Le décret officiel ne change rien aux

Données déjà fournies sur ce blog  mais les complètent pour le découpage montalbanais.

  

JORF n°0051 du 1 mars 2014 page 4013 texte n° 33 : DECRET

Décret n° 2014-273 du 27 février 2014 portant délimitation des cantons dans le département de Tarn-et-Garonne NOR: INTA1325589D

Le Conseil d'Etat (section de l'intérieur) entendu, Décrète :

Article 1

 Le département de Tarn-et-Garonne comprend quinze cantons :

― canton n° 1 (Aveyron-Lère) ;

― canton n° 2 (Beaumont-de-Lomagne) ;

― canton n° 3 (Castelsarrasin) ;

― canton n° 4 (Garonne-Lomagne-Brulhois) ;

― canton n° 5 (Moissac) ;

― canton n° 6 (Montauban-1) ;

― canton n° 7 (Montauban-2) ;

― canton n° 8 (Montauban-3) ;

― canton n° 9 (Montech) ;

― canton n° 10 (Pays de Serres Sud-Quercy) ;

― canton n° 11 (Quercy-Aveyron) ;

― canton n° 12 (Quercy-Rouergue) ;

― canton n° 13 (Tarn-Tescou-Quercy vert) ;

― canton n° 14 (Valence) ;

― canton n° 15 (Verdun-sur-Garonne).

Article 2

Le canton n° 1 (Aveyron-Lère) comprend les communes suivantes : Bioule, Caussade, Montricoux, Nègrepelisse, Saint-Etienne-de-Tulmont, Vaïssac.

Le bureau centralisateur de ce canton est le bureau centralisateur de la commune de Caussade.

Article 3

Le canton n° 2 (Beaumont-de-Lomagne) comprend les communes suivantes : Angeville, Auterive, Beaumont-de-Lomagne, Belbèse, Bourret, Castelferrus, Le Causé, Comberouger, Cordes-Tolosannes, Coutures, Cumont, Escatalens, Escazeaux, Esparsac, Fajolles, Faudoas, Garganvillar, Gariès, Gimat, Glatens, Goas, Labourgade, Lafitte, Lamothe-Cumont, Larrazet, Marignac, Maubec, Montaïn, Saint-Arroumex, Saint-Porquier, Sérignac, Vigueron.
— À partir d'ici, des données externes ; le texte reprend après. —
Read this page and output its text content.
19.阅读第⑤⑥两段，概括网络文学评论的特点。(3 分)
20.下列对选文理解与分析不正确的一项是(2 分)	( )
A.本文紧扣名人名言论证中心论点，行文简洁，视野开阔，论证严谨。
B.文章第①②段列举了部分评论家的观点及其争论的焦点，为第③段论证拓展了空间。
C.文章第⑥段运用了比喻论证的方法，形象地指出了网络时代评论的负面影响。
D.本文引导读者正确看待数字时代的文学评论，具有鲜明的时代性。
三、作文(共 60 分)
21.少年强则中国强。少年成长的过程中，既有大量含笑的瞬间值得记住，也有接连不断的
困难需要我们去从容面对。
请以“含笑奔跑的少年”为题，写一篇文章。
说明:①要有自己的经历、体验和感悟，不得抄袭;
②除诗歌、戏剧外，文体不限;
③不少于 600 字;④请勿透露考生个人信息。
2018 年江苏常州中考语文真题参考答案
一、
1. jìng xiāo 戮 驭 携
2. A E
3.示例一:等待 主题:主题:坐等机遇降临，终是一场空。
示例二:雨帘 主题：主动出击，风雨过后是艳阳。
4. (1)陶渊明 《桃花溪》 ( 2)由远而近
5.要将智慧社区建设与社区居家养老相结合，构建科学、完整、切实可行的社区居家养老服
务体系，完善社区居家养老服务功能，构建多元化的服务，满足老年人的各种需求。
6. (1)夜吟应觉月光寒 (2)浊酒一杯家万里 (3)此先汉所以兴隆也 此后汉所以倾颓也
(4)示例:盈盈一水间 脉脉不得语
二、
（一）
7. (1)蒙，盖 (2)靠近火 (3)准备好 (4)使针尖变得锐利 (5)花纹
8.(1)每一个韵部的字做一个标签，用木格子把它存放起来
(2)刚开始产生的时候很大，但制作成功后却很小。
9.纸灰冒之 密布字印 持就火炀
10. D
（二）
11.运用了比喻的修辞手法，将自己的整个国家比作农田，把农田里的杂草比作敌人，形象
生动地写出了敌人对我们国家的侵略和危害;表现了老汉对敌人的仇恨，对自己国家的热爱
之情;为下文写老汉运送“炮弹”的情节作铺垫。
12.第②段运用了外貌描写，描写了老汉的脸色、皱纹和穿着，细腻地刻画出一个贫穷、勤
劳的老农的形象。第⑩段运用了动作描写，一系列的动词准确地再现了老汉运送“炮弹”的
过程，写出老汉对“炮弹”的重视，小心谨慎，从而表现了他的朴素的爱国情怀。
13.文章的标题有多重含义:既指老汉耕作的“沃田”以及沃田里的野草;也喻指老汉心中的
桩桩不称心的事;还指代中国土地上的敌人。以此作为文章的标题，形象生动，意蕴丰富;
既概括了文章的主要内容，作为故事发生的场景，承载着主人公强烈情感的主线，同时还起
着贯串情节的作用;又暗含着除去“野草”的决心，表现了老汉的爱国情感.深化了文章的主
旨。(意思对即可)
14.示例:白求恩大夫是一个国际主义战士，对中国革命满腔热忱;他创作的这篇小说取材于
Le bureau centralisateur de ce canton est le bureau centralisateur de la commune de Beaumont-de-Lomagne.

Article 4

Le canton n° 3 (Castelsarrasin) comprend les communes suivantes : Barry-d'Islemade, Les Barthes, Castelsarrasin, Labastide-du-Temple, Meauzac, La Ville-Dieu-du-Temple.

Le bureau centralisateur de ce canton est le bureau centralisateur de la commune de Castelsarrasin.

Article 5

Le canton n° 4 (Garonne-Lomagne-Brulhois) comprend les communes suivantes : Asques, Auvillar, Balignac, Bardigues, Castelmayran, Castéra-Bouzet, Caumont, Donzac, Dunes, Gensac, Gramont, Lachapelle, Lavit, Malause, Mansonville, Marsac, Maumusson, Merles, Montgaillard, Le Pin, Poupas, Puygaillard-de-Lomagne, Saint-Aignan, Saint-Cirice, Saint-Jean-du-Bouzet, Saint-Loup, Saint-Michel, Saint-Nicolas-de-la-Grave, Sistels.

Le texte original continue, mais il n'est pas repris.